Can I design a custom ring with a specific gemstone cut, like a rose cut or emerald cut?
Yes, absolutely. You can design a custom ring with a specific gemstone cut - rose, emerald, old mine, Asscher, whatever you want. The question isn't really...
Yes, absolutely. You can design a custom ring with a specific gemstone cut - rose, emerald, old mine, Asscher, whatever you want. The question isn't really whether it's possible. It's whether your jeweler knows how to set that particular cut well.
Rose cuts are a favorite of mine. They were popular in the 18th and 19th centuries, cut by hand with a flat base and a domed, faceted top - like a tiny jeweled hill. They don't have the brilliance of a modern round brilliant, but they have a soft, candlelight glow that's hard to beat. The catch: they're shallow stones. Standard prongs can look awkward, and the girdle is thin. I usually recommend a bezel or a partial bezel setting for a rose cut. A client named Priya brought me her grandmother's rose-cut diamond last year, a 1.04 carat stone slightly off-round. We set it in a 2.2mm half-round 18k yellow bezel. It looked like it had been made for that ring a hundred years ago.
Emerald cuts are a different animal. They're step cuts - rectangular with long, parallel facets, like a tiny stairway. They don't hide inclusions. Clarity matters more than color in an emerald cut, because every internal flaw is visible. A VS2 stone with a clean table will look better than an SI1 with a black crystal right in the center. The cut itself demands precision in the setting. The corners are fragile, and the stone needs to sit exactly level or the step facets look crooked. I've seen many emerald cuts set off-center, and it drives me crazy.
Here's what you need to know before you ask for either cut:
- Rose cuts: Best in bezel or low-profile settings. Harder to find in modern inventories; you'll likely need to source from a specialist dealer or cutter. Budget around $2,000-$4,000 per carat for a well-cut natural diamond rose cut, less for lab-grown.
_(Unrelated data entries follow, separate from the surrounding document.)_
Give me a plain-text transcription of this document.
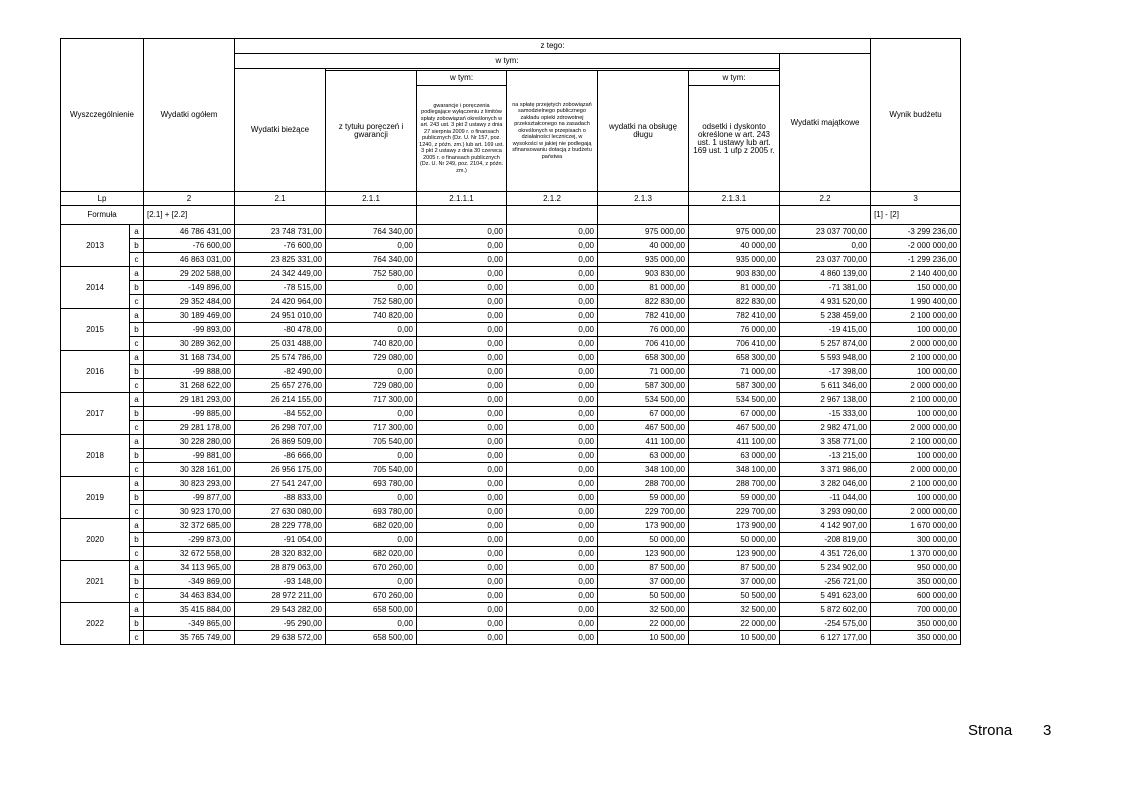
Wyszczególnienie		Wydatki ogółem	z tego:							Wynik budżetu
			w tym:						Wydatki majątkowe	
			Wydatki bieżące							
				z tytułu poręczeń i gwarancji	w tym:	na spłatę przejętych zobowiązań samodzielnego publicznego zakładu opieki zdrowotnej przekształconego na zasadach określonych w przepisach o działalności leczniczej, w wysokości w jakiej nie podlegają sfinansowaniu dotacją z budżetu państwa	wydatki na obsługę długu	w tym:		
					gwarancje i poręczenia podlegające wyłączeniu z limitów spłaty zobowiązań określonych w art. 243 ust. 3 pkt 2 ustawy z dnia 27 sierpnia 2009 r. o finansach publicznych (Dz. U. Nr 157, poz. 1240, z późn. zm.) lub art. 169 ust. 3 pkt 2 ustawy z dnia 30 czerwca 2005 r. o finansach publicznych (Dz. U. Nr 249, poz. 2104, z późn. zm.)			odsetki i dyskonto określone w art. 243 ust. 1 ustawy lub art. 169 ust. 1 ufp z 2005 r.		
Lp		2	2.1	2.1.1	2.1.1.1	2.1.2	2.1.3	2.1.3.1	2.2	3
Formuła		[2.1] + [2.2]								[1] - [2]
2013	a	46 786 431,00	23 748 731,00	764 340,00	0,00	0,00	975 000,00	975 000,00	23 037 700,00	-3 299 236,00
	b	-76 600,00	-76 600,00	0,00	0,00	0,00	40 000,00	40 000,00	0,00	-2 000 000,00
	c	46 863 031,00	23 825 331,00	764 340,00	0,00	0,00	935 000,00	935 000,00	23 037 700,00	-1 299 236,00
2014	a	29 202 588,00	24 342 449,00	752 580,00	0,00	0,00	903 830,00	903 830,00	4 860 139,00	2 140 400,00
	b	-149 896,00	-78 515,00	0,00	0,00	0,00	81 000,00	81 000,00	-71 381,00	150 000,00
	c	29 352 484,00	24 420 964,00	752 580,00	0,00	0,00	822 830,00	822 830,00	4 931 520,00	1 990 400,00
2015	a	30 189 469,00	24 951 010,00	740 820,00	0,00	0,00	782 410,00	782 410,00	5 238 459,00	2 100 000,00
	b	-99 893,00	-80 478,00	0,00	0,00	0,00	76 000,00	76 000,00	-19 415,00	100 000,00
	c	30 289 362,00	25 031 488,00	740 820,00	0,00	0,00	706 410,00	706 410,00	5 257 874,00	2 000 000,00
2016	a	31 168 734,00	25 574 786,00	729 080,00	0,00	0,00	658 300,00	658 300,00	5 593 948,00	2 100 000,00
	b	-99 888,00	-82 490,00	0,00	0,00	0,00	71 000,00	71 000,00	-17 398,00	100 000,00
	c	31 268 622,00	25 657 276,00	729 080,00	0,00	0,00	587 300,00	587 300,00	5 611 346,00	2 000 000,00
2017	a	29 181 293,00	26 214 155,00	717 300,00	0,00	0,00	534 500,00	534 500,00	2 967 138,00	2 100 000,00
	b	-99 885,00	-84 552,00	0,00	0,00	0,00	67 000,00	67 000,00	-15 333,00	100 000,00
	c	29 281 178,00	26 298 707,00	717 300,00	0,00	0,00	467 500,00	467 500,00	2 982 471,00	2 000 000,00
2018	a	30 228 280,00	26 869 509,00	705 540,00	0,00	0,00	411 100,00	411 100,00	3 358 771,00	2 100 000,00
	b	-99 881,00	-86 666,00	0,00	0,00	0,00	63 000,00	63 000,00	-13 215,00	100 000,00
	c	30 328 161,00	26 956 175,00	705 540,00	0,00	0,00	348 100,00	348 100,00	3 371 986,00	2 000 000,00
2019	a	30 823 293,00	27 541 247,00	693 780,00	0,00	0,00	288 700,00	288 700,00	3 282 046,00	2 100 000,00
	b	-99 877,00	-88 833,00	0,00	0,00	0,00	59 000,00	59 000,00	-11 044,00	100 000,00
	c	30 923 170,00	27 630 080,00	693 780,00	0,00	0,00	229 700,00	229 700,00	3 293 090,00	2 000 000,00
2020	a	32 372 685,00	28 229 778,00	682 020,00	0,00	0,00	173 900,00	173 900,00	4 142 907,00	1 670 000,00
	b	-299 873,00	-91 054,00	0,00	0,00	0,00	50 000,00	50 000,00	-208 819,00	300 000,00
	c	32 672 558,00	28 320 832,00	682 020,00	0,00	0,00	123 900,00	123 900,00	4 351 726,00	1 370 000,00
2021	a	34 113 965,00	28 879 063,00	670 260,00	0,00	0,00	87 500,00	87 500,00	5 234 902,00	950 000,00
	b	-349 869,00	-93 148,00	0,00	0,00	0,00	37 000,00	37 000,00	-256 721,00	350 000,00
	c	34 463 834,00	28 972 211,00	670 260,00	0,00	0,00	50 500,00	50 500,00	5 491 623,00	600 000,00
2022	a	35 415 884,00	29 543 282,00	658 500,00	0,00	0,00	32 500,00	32 500,00	5 872 602,00	700 000,00
	b	-349 865,00	-95 290,00	0,00	0,00	0,00	22 000,00	22 000,00	-254 575,00	350 000,00
	c	35 765 749,00	29 638 572,00	658 500,00	0,00	0,00	10 500,00	10 500,00	6 127 177,00	350 000,00
Strona 3
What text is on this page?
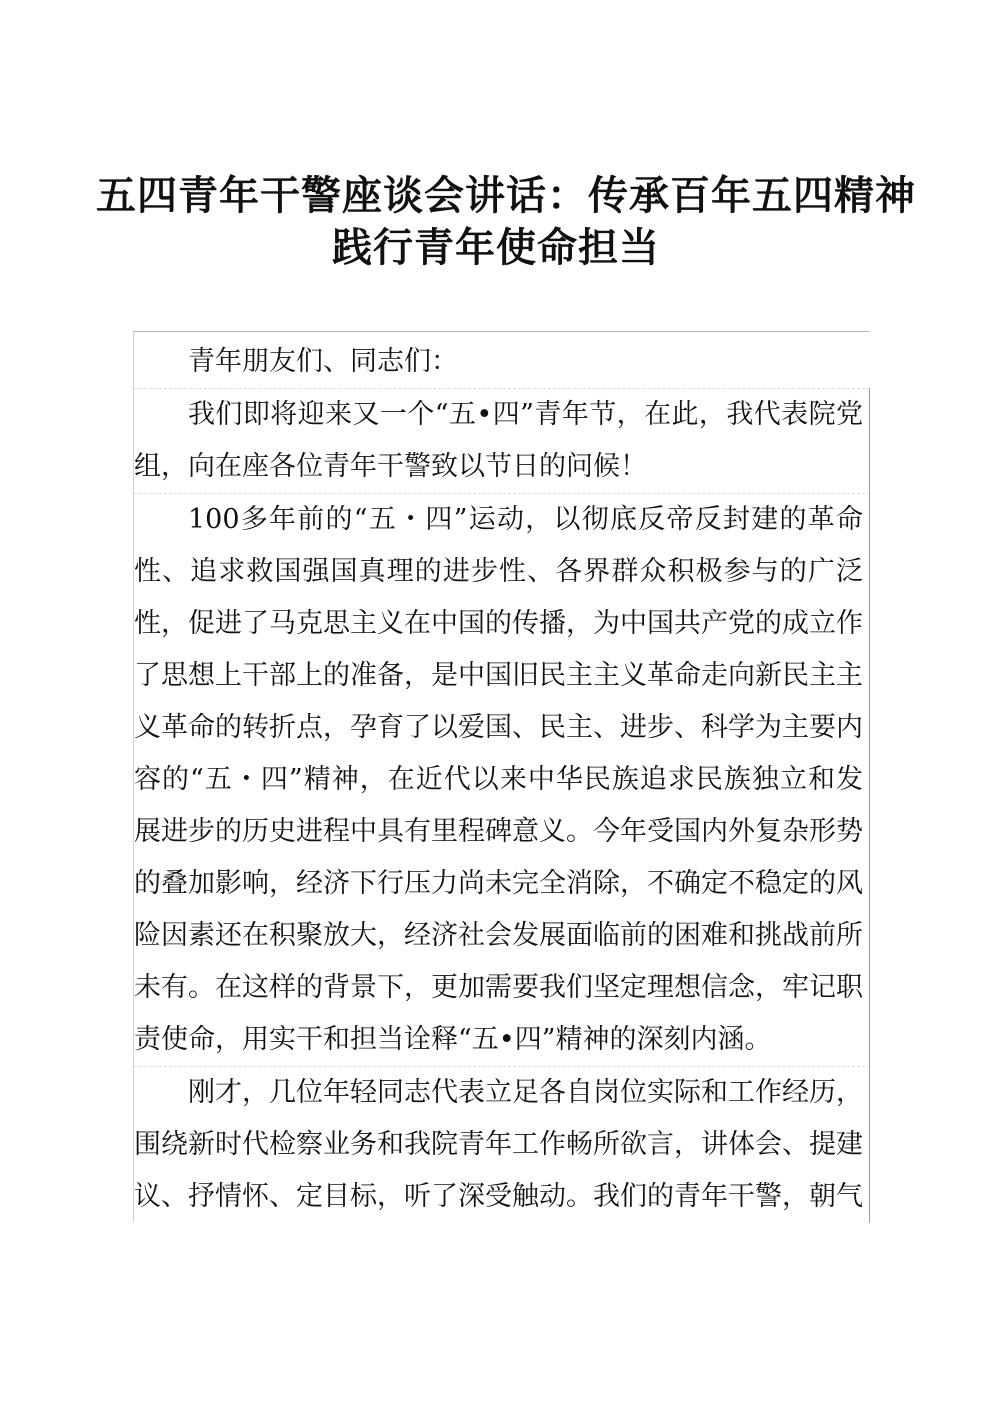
五四青年干警座谈会讲话：传承百年五四精神
践行青年使命担当

青年朋友们、同志们：

我们即将迎来又一个“五•四”青年节，在此，我代表院党组，向在座各位青年干警致以节日的问候！

100多年前的“五・四”运动，以彻底反帝反封建的革命性、追求救国强国真理的进步性、各界群众积极参与的广泛性，促进了马克思主义在中国的传播，为中国共产党的成立作了思想上干部上的准备，是中国旧民主主义革命走向新民主主义革命的转折点，孕育了以爱国、民主、进步、科学为主要内容的“五・四”精神，在近代以来中华民族追求民族独立和发展进步的历史进程中具有里程碑意义。今年受国内外复杂形势的叠加影响，经济下行压力尚未完全消除，不确定不稳定的风险因素还在积聚放大，经济社会发展面临前的困难和挑战前所未有。在这样的背景下，更加需要我们坚定理想信念，牢记职责使命，用实干和担当诠释“五•四”精神的深刻内涵。

刚才，几位年轻同志代表立足各自岗位实际和工作经历，围绕新时代检察业务和我院青年工作畅所欲言，讲体会、提建议、抒情怀、定目标，听了深受触动。我们的青年干警，朝气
- Emerald cuts: Require a secure setting - six-prong or V-tipped prongs on the corners. Color grading is less critical for the overall look, but clarity is make-or-break. Expect to pay a premium for a truly well-cut emerald-cut diamond, about 10-20% more than a comparable round brilliant.
- Both: Not every jeweler is comfortable setting step cuts or rose cuts. Ask directly: "How many of these have you set in the last year?" If the answer is less than five, think twice.
I'll be honest: most mass-market jewelers stock almost nothing but round brilliants and the occasional princess cut. If you walk into a chain store and ask for a rose-cut aquamarine or an emerald-cut sapphire, you'll get a blank stare. That's exactly why custom work exists. A good bench jeweler can cut and set almost any shape, as long as the stone is sized properly for the ring. Don't let anyone tell you a specific cut is "too unusual" or "hard to find." It's your ring. You get to pick the stone that makes you want to look at your hand.
One last thing: bring a photo or a sketch of what you're imagining. And if you're starting with an inherited stone in an old cut, bring that too. I can usually tell in about thirty seconds whether a setting will work - and if it won't, I'll tell you what will.